With my second year in motion I am finding myself in a strange place. Normally I would be biting my nails trying to figure out what to take on next, instead I could care less. I"m in the space of being completely content. Weird. Rarely am I content. I guess that it's one of those times that I should really just enjoy the emotion especially since it's a nice one. Who wants to hurry along content? Not me.
There are some things that I've been contemplating lately and wouldn't mind giving some additional thought to them. Mainly I've been thinking about God. I'm not a fiercely religious person but liken myself to being more spiritually curious. I was raised catholic and while that is as ingrained in my DNA as my eye color Fabrizio attends a Jewish school, on occasion we attend the Presbyterian church near our home and just for good measure I babble in Buddhism.
So as of late I've been thinking about God and the possibility that Jesus isn't his one true son. I'm liking the idea that perhaps he was a prophet send to a region to help guide them, like the other people around the globe who are idealized for their level of consciousness.

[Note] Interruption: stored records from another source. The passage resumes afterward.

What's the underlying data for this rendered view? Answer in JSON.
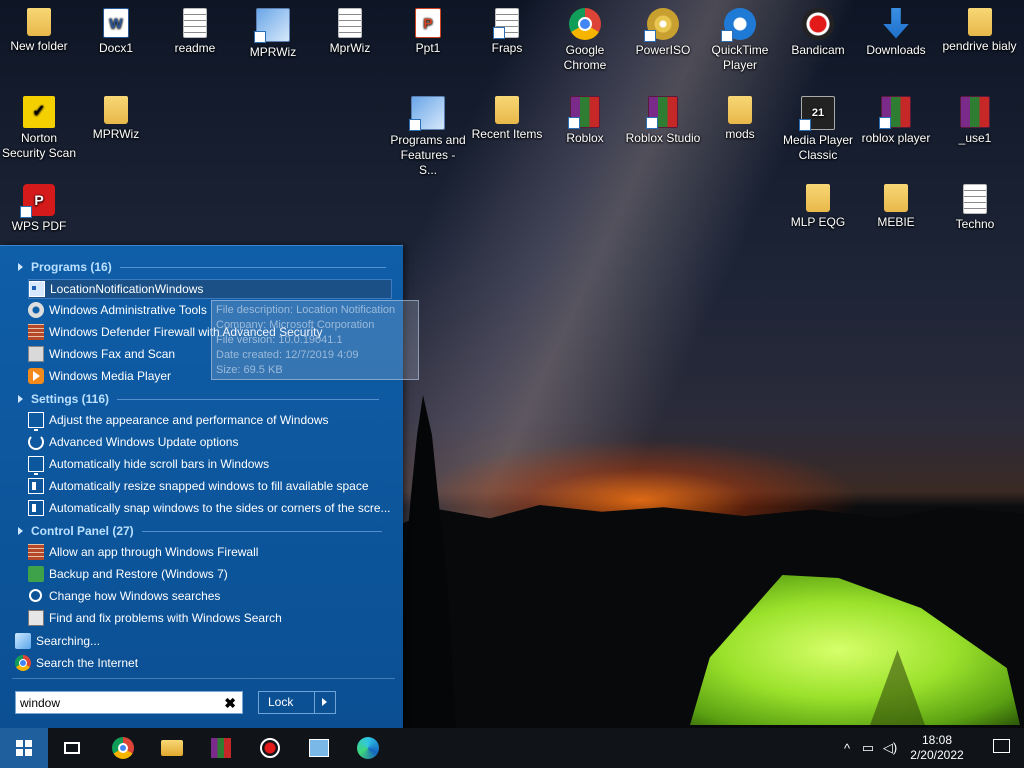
{
  "desktop_icons": [
    {
      "label": "New folder",
      "glyph": "folder-icon"
    },
    {
      "label": "Docx1",
      "glyph": "word-doc-icon"
    },
    {
      "label": "readme",
      "glyph": "text-file-icon"
    },
    {
      "label": "MPRWiz",
      "glyph": "wizard-app-icon"
    },
    {
      "label": "MprWiz",
      "glyph": "text-file-icon"
    },
    {
      "label": "Ppt1",
      "glyph": "powerpoint-doc-icon"
    },
    {
      "label": "Fraps",
      "glyph": "text-file-icon"
    },
    {
      "label": "Google Chrome",
      "glyph": "chrome-icon"
    },
    {
      "label": "PowerISO",
      "glyph": "disc-icon"
    },
    {
      "label": "QuickTime Player",
      "glyph": "quicktime-icon"
    },
    {
      "label": "Bandicam",
      "glyph": "record-icon"
    },
    {
      "label": "Downloads",
      "glyph": "download-arrow-icon"
    },
    {
      "label": "pendrive bialy",
      "glyph": "folder-icon"
    },
    {
      "label": "Norton Security Scan",
      "glyph": "norton-icon"
    },
    {
      "label": "MPRWiz",
      "glyph": "folder-icon"
    },
    {
      "label": "Programs and Features - S...",
      "glyph": "programs-icon"
    },
    {
      "label": "Recent Items",
      "glyph": "folder-icon"
    },
    {
      "label": "Roblox",
      "glyph": "archive-icon"
    },
    {
      "label": "Roblox Studio",
      "glyph": "archive-icon"
    },
    {
      "label": "mods",
      "glyph": "folder-icon"
    },
    {
      "label": "Media Player Classic",
      "glyph": "media-player-icon"
    },
    {
      "label": "roblox player",
      "glyph": "archive-icon"
    },
    {
      "label": "_use1",
      "glyph": "archive-icon"
    },
    {
      "label": "WPS PDF",
      "glyph": "pdf-icon"
    },
    {
      "label": "MLP EQG",
      "glyph": "folder-icon"
    },
    {
      "label": "MEBIE",
      "glyph": "folder-icon"
    },
    {
      "label": "Techno",
      "glyph": "text-file-icon"
    }
  ],
  "start_menu": {
    "programs_header": "Programs (16)",
    "programs": [
      {
        "label": "LocationNotificationWindows",
        "icon": "window-icon"
      },
      {
        "label": "Windows Administrative Tools",
        "icon": "gear-icon"
      },
      {
        "label": "Windows Defender Firewall with Advanced Security",
        "icon": "firewall-icon"
      },
      {
        "label": "Windows Fax and Scan",
        "icon": "fax-icon"
      },
      {
        "label": "Windows Media Player",
        "icon": "media-player-icon"
      }
    ],
    "settings_header": "Settings (116)",
    "settings": [
      {
        "label": "Adjust the appearance and performance of Windows",
        "icon": "monitor-icon"
      },
      {
        "label": "Advanced Windows Update options",
        "icon": "sync-icon"
      },
      {
        "label": "Automatically hide scroll bars in Windows",
        "icon": "monitor-icon"
      },
      {
        "label": "Automatically resize snapped windows to fill available space",
        "icon": "snap-icon"
      },
      {
        "label": "Automatically snap windows to the sides or corners of the scre...",
        "icon": "snap-icon"
      }
    ],
    "control_panel_header": "Control Panel (27)",
    "control_panel": [
      {
        "label": "Allow an app through Windows Firewall",
        "icon": "firewall-icon"
      },
      {
        "label": "Backup and Restore (Windows 7)",
        "icon": "backup-icon"
      },
      {
        "label": "Change how Windows searches",
        "icon": "search-icon"
      },
      {
        "label": "Find and fix problems with Windows Search",
        "icon": "troubleshoot-icon"
      }
    ],
    "searching": "Searching...",
    "search_internet": "Search the Internet",
    "search_value": "window",
    "lock_label": "Lock"
  },
  "tooltip": {
    "lines": [
      "File description: Location Notification",
      "Company: Microsoft Corporation",
      "File version: 10.0.19041.1",
      "Date created: 12/7/2019 4:09",
      "Size: 69.5 KB"
    ]
  },
  "taskbar": {
    "time": "18:08",
    "date": "2/20/2022"
  }
}
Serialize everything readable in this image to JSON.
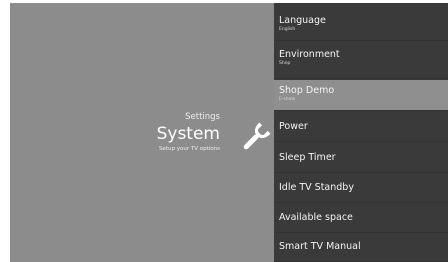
{
  "left": {
    "breadcrumb": "Settings",
    "title": "System",
    "subtitle": "Setup your TV options",
    "icon": "wrench-icon"
  },
  "menu": {
    "items": [
      {
        "label": "Language",
        "value": "English"
      },
      {
        "label": "Environment",
        "value": "Shop"
      },
      {
        "label": "Shop Demo",
        "value": "E-show"
      },
      {
        "label": "Power"
      },
      {
        "label": "Sleep Timer"
      },
      {
        "label": "Idle TV Standby"
      },
      {
        "label": "Available space"
      },
      {
        "label": "Smart TV Manual"
      }
    ],
    "selected_index": 2
  },
  "colors": {
    "left_panel": "#8c8c8c",
    "menu_bg": "#3a3a3a",
    "selected_bg": "#8f8f8f",
    "text": "#f4f4f4"
  }
}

What about heaven? Do we really end up there or is that just a story that makes us feel good?
What about the idea of spirit guides or angels? I like this idea that each soul has things to accomplish and that there is this other worldly presence that helps guide us to the next level.
If there is truly a God then how come he seems rather mean? What about Buddha? He was a nice guy. Why don't we all follow his teachings? After all, the God of the old testament sure killed people easily. That in itself doesn't seem very nice. If you're this all powerful guy can't you make people nice?
Too many questions but I welcome some discussion on the issue.